The doctors have been very helpful to keep us from falling off the tracks altogether on those things, but to show that this doesn't simply yield to principle.  Principle sets certain boundaries, but these are hard things.  And the need for prudence and the difficulty in the concrete define the right thing.  Reasonable and conscientious people are going to differ.

We have put that kind of picture together, limited though it is.  I think there is a kind of internal coherence.  And there is a lot more argument to be had about some of these things.  Things that were raised in previous meetings are still in the air, but that we have been able to put together something like this and at least make it a subject of wider concern and make it... people talking about it is something that though I wasn't quite eager to do this either, I'm very glad that we have done it and done it this well.

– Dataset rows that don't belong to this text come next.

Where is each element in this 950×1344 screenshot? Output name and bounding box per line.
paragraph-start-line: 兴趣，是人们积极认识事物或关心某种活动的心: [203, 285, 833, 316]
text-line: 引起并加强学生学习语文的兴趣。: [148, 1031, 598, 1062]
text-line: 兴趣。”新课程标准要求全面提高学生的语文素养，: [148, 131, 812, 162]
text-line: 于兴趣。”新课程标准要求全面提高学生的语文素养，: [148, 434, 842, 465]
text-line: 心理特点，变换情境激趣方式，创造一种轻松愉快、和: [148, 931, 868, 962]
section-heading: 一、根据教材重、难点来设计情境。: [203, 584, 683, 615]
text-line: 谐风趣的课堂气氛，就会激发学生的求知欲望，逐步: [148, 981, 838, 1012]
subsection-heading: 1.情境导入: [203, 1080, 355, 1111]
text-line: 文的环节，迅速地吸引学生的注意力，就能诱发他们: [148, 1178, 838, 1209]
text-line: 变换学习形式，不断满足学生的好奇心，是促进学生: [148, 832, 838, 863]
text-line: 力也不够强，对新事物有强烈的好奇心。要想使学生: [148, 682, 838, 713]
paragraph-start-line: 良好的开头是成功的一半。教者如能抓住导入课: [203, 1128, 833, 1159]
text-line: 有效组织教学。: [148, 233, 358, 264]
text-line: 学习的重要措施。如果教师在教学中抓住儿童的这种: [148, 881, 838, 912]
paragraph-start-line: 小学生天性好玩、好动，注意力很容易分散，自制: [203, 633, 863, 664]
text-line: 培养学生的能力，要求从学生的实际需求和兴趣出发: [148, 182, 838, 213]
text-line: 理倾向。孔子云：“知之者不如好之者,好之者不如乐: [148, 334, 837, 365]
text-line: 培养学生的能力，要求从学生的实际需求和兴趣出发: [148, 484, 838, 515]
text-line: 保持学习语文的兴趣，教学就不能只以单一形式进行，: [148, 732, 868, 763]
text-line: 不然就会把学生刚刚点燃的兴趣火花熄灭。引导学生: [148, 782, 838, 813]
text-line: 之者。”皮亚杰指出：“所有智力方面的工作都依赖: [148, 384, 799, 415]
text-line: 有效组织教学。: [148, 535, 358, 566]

And the last thing I want to say is that the massive credit and thanks for this report belong to Eric, who is primary draftsman.  I hope he's not embarrassed to have that said.  It was his vision, the ability to see some of these things, and .. forgive me for saying so in public .. with a kind of precocious gravity and extraordinary human sensitivity that has found its place on every page of this document.  On behalf of all of us, Eric, a big thanks to you.



DR. CARSON:  I would add my congratulations because there are so many very important points that have been brought up and are well-discussed in the document.

I think it perhaps would be wise for us to acknowledge that it is a work in evolution because our society is in evolution.  And clearly, as we note the actualities of the aging of our society and integrate into that the technological advances, this document will change as well.

CHAIRMAN KASS:  Are we okay?  Bill?

DR. HURLBUT:  Just one little final note.  When we started doing this, I felt like we were in an awfully dreary field of thought.  And even the way we began our report with the term "mass geriatric society" sounds kinds of ominous.

I just want to say personally, that in thinking about these issues, as with the time when we thought about the issue of aging in our "Beyond Therapy" report, I think there is something really good about getting in, rolling up your sleeves, and dealing with these questions.

And I think currently our society has perhaps a disproportionate fear of Alzheimer's disease, particularly.  It's replaced cancer as the great dread, serious problem.  But in working on the report, it became increasing clear to me, in spite of the fact that we didn't come up with any direct solutions, it seemed like a tractable problem.

It's not a problem where we're running out of oil or something.  We have the human resources to deal with this, I would think.  And in the process in mobilizing those forces, we may relocate a deeper sense of hope in our lives and a deeper sense of meaning, both personally, familially, and as a community.

I was struck by Peter Rabin's presentation this morning because of the positivity of it, the hopeful dimensions that he brought up.  And I think we should release this report with a sense of hope.

CHAIRMAN KASS:  Thank you very much.  Excellent.  Anybody, I think everybody who wants to speak has spoken.  Tomorrow morning we start at 8:30.  The plan will be to have the session, first session, on "Taking Stock: Looking Back, Looking Ahead."

I hope all of you have received and read and should reread, if you even read once, the substitute Richard Selzer's story, "Atrium," which will be the main focus of the discussion in the second session tomorrow morning.  We will have a small public session at the end and adjourn around our usual time.

Adjourned until 8:30 tomorrow morning.

(Whereupon, at 5:07 p.m., the foregoing matter was recessed, to reconvene at 8:30 a.m. on Friday, September 9, 2005.)